I take the sheet. ‘Coffee would be lovely.’ It is quiet here, a brief lull, and Trudy has gone on a break. Nobody will notice that I do not dutifully tell my would-be friend Eliza that I am not supposed to do this sort of thing with the parents of patients. I smile with what I think is perfect composure, though the fizzing electrical noises that are a constant in this place seem to be bleeping and pinging from inside my own body.

That night, I cannot sleep. I squirm beneath sheets that are sticky with my own sweat, feeling as alone as a lighthouse keeper trapped on a rock island in a storm so terrible no relief boat can get to him.
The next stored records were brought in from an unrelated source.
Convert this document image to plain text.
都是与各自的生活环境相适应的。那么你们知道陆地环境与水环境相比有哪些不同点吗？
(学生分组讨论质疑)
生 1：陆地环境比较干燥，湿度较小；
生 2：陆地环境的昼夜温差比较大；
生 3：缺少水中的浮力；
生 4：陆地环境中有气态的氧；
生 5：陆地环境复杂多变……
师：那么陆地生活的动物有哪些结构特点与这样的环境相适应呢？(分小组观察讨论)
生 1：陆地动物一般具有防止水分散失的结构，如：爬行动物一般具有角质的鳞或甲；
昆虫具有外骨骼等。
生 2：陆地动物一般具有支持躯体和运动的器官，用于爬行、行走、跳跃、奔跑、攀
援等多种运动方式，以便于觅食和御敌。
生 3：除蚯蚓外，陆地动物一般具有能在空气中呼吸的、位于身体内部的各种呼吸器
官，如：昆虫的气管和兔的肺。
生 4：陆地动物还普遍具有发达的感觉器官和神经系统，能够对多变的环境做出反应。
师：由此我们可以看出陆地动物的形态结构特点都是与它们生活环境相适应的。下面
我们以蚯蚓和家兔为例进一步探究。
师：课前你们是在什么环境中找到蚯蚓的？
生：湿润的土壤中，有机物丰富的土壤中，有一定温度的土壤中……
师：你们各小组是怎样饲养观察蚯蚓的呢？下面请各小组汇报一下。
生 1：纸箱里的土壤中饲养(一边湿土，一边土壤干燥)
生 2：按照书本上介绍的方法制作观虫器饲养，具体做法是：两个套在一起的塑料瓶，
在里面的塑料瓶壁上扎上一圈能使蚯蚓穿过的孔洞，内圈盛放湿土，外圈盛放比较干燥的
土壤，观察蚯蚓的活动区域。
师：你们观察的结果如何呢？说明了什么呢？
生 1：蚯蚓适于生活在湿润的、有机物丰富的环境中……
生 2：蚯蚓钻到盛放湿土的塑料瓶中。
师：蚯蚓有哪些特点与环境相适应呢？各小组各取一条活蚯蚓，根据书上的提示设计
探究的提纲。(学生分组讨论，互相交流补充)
I grab the phone from the floor by my bed and dial Peggy, with my number blocked and the mute button engaged, my heart beating so much faster than the ringtone.

Peggy is still half-asleep, sounding scared, thinking something has happened to Milly, repeating the word ‘Hello’ over and over, and Milly’s name as if it were a question. I can hear James in the background, asking who it is and what has happened. I disconnect, telling myself it was worth it just to hear their voices after almost two years. I feel dreadful that I’ve frightened them, but tell myself they will soon discover that Milly is fine.

I pull off the quilt and drag myself from the single bed beneath the crypt-like brick archway I’d painted bright yellow. I sit in a rocking chair I’d stained deep teal, and I sew the tiniest of tiny baby clothes for the most premature of premature babies. I am one of a handful of volunteers who make these so that hospitals can keep a few on hand. And though I hope they will never be worn, I know all too well that they will be. I prick my finger with the needle and feel certain that somewhere out in the world a bad thing is happening.